President Obama promised to continue to fight for Richard Cordray to be the head of the Consumer Financial Protection Bureau despite Thursday’s successful effort by Republicans to block the nomination.
Obama said at the White House shortly after the Senate vote that there is no reason Cordray, a former Ohio attorney general, shouldn’t be confirmed.
The CFPB began operations this summer. It was created by the Dodd-Frank Act following the financial meltdown that began in 2008.
“This was a law that was passed by Congress that I signed into law that is designed solely to protect American consumers,” the president said. “Why wouldn't we want to have somebody just to make sure that people are being treated fairly?”
Obama didn’t say what the next steps would be. One option might be a recess appointment, in which he appoints Cordray when Congress is next in recess. This would allow him to serve until the end of next year.

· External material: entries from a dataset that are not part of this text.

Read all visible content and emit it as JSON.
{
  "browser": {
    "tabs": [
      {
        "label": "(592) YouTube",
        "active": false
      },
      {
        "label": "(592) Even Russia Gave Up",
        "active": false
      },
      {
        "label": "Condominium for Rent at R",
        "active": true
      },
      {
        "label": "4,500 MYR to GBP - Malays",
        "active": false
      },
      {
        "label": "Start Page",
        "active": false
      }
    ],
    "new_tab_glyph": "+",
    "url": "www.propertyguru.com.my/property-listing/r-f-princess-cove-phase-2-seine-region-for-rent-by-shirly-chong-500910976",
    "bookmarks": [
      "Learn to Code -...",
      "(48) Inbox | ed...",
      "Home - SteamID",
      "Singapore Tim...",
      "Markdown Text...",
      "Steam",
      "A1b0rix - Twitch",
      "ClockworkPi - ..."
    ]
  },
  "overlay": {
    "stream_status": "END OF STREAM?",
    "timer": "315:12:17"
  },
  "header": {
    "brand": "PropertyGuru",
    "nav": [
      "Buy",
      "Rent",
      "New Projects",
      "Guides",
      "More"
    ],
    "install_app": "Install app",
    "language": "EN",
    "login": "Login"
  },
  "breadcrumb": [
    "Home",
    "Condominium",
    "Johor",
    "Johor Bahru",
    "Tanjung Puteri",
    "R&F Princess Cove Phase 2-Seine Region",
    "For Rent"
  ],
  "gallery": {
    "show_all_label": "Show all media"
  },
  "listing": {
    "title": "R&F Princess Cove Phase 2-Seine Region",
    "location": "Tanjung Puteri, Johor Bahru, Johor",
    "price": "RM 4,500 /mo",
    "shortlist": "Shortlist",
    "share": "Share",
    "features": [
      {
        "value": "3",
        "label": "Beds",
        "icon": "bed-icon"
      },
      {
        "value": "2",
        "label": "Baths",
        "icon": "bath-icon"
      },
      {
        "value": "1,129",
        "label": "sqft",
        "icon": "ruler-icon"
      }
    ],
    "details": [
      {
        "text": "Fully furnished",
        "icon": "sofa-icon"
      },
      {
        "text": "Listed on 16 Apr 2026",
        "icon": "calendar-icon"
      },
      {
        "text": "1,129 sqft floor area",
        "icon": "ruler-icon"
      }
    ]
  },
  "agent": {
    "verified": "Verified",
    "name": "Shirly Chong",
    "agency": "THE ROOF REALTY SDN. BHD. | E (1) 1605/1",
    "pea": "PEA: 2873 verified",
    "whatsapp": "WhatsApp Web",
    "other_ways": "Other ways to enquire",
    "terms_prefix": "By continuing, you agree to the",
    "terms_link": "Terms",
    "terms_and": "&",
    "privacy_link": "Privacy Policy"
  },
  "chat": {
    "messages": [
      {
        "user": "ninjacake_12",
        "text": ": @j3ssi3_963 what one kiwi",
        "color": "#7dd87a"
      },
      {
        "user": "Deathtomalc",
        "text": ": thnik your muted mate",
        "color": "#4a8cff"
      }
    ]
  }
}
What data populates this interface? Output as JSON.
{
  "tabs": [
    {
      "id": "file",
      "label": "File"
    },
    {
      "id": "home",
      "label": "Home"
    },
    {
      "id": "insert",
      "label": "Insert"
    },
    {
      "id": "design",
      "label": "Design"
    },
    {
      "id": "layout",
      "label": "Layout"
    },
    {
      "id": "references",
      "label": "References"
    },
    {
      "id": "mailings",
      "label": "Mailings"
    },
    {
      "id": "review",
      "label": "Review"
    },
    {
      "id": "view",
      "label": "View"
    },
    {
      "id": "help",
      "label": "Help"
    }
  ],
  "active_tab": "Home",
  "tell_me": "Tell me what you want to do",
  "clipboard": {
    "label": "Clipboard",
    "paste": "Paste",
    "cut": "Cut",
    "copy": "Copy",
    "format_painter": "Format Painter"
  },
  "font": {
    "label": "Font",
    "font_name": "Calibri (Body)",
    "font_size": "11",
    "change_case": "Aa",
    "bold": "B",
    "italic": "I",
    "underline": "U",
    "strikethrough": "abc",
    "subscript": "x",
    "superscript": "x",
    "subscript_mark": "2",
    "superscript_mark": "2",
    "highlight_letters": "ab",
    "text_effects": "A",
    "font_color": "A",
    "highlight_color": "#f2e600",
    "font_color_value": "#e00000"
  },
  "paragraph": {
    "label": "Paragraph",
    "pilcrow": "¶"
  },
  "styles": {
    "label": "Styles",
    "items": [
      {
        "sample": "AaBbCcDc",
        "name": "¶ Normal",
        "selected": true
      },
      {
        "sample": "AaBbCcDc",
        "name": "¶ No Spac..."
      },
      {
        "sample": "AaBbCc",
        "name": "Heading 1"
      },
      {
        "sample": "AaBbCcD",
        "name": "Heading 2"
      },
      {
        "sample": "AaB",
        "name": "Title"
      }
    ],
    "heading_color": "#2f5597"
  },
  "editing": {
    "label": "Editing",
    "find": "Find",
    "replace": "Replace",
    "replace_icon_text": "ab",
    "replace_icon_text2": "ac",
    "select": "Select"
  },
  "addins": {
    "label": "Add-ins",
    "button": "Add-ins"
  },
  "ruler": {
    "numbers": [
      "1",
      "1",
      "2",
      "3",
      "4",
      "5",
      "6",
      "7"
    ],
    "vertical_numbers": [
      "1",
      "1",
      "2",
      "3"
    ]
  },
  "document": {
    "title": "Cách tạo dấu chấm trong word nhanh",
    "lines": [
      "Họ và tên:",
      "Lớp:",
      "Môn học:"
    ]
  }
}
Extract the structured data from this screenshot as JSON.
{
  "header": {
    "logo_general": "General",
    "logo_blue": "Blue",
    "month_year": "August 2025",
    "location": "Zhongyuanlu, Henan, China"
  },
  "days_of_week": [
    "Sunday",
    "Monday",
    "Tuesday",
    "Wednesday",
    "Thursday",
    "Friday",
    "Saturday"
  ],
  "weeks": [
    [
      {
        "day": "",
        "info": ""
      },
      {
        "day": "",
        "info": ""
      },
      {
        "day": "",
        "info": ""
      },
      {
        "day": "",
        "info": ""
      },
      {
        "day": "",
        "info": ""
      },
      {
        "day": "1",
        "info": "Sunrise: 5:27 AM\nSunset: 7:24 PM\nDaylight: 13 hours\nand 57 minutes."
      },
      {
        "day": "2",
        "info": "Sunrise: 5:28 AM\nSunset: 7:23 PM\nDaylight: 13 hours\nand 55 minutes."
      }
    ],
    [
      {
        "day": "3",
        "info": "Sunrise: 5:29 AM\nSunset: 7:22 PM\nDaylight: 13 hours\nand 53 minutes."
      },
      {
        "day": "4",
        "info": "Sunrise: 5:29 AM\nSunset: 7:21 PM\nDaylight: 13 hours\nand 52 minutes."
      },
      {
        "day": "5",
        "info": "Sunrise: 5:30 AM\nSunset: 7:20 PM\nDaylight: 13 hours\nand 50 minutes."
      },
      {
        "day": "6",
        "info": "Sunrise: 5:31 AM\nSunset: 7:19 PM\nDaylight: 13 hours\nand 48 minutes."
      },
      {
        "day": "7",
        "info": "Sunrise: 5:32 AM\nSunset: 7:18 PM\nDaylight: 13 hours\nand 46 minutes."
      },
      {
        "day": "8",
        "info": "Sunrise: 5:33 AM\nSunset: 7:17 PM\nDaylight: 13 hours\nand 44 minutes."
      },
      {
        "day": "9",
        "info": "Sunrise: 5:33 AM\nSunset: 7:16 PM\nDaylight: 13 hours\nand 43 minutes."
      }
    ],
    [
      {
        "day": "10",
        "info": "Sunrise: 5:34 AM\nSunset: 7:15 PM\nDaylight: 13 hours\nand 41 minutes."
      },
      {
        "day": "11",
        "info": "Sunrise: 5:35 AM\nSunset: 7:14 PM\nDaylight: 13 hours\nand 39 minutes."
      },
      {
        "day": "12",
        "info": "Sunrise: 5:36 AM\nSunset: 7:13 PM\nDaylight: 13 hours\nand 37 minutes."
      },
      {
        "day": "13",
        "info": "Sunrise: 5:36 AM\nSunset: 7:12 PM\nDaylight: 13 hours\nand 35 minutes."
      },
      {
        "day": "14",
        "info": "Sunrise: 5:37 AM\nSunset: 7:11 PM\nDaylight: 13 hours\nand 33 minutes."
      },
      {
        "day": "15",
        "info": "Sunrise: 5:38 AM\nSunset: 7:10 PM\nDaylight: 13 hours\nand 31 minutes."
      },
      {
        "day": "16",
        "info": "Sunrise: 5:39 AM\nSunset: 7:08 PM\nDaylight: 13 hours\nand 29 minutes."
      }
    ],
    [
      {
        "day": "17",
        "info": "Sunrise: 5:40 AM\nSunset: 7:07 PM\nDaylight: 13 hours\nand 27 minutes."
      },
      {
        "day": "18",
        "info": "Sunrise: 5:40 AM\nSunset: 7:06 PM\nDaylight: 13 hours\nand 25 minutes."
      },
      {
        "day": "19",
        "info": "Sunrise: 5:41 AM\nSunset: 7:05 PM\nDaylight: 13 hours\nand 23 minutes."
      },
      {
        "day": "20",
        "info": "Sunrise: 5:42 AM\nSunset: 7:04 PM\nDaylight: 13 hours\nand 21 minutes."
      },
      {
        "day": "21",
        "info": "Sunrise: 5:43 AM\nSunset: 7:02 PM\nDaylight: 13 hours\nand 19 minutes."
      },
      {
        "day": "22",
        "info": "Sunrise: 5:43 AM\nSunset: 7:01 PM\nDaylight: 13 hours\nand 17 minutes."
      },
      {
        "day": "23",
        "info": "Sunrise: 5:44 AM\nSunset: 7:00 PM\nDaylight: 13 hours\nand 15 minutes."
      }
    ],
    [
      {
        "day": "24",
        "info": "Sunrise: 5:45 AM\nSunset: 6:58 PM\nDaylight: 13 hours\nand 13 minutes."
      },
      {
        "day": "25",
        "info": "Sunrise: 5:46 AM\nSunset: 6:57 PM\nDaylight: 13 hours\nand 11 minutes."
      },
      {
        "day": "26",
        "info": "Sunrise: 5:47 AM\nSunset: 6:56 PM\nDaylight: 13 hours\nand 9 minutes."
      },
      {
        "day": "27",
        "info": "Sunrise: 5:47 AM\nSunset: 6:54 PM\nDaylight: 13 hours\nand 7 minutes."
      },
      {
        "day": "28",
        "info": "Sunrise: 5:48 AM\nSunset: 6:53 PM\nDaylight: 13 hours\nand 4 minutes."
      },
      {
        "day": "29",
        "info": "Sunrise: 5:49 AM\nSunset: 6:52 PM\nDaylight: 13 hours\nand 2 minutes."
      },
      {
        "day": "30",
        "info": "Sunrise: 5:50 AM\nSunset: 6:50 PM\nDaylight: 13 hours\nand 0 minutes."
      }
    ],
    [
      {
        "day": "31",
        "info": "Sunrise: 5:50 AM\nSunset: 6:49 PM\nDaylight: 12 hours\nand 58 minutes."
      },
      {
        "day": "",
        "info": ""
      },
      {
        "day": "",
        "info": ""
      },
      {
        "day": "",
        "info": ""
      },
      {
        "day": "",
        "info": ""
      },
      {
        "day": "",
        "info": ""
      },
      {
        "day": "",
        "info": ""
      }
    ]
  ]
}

However, Republicans can put up a procedural roadblock to having Congress recess during the holidays and require both chambers to meet in pro forma session to prevent any recess appointment from taking place.
Senate Republicans voted almost unanimously to block the nomination because they want the bureau to be governed by a five-member board rather than by a single director. The vote was 53-45 but 60 were needed.
The sole GOP vote for Cordray came from Sen. Scott Brown, the Massachusetts Republican expected to be in a tight re-election race with CFPB creator and Harvard professor Elizabeth Warren, the current frontrunner for the Democratic nomination.
Raj Date, whose title is Special Advisor to the Secretary of the Treasury on the CFPB, has been serving as its interim director.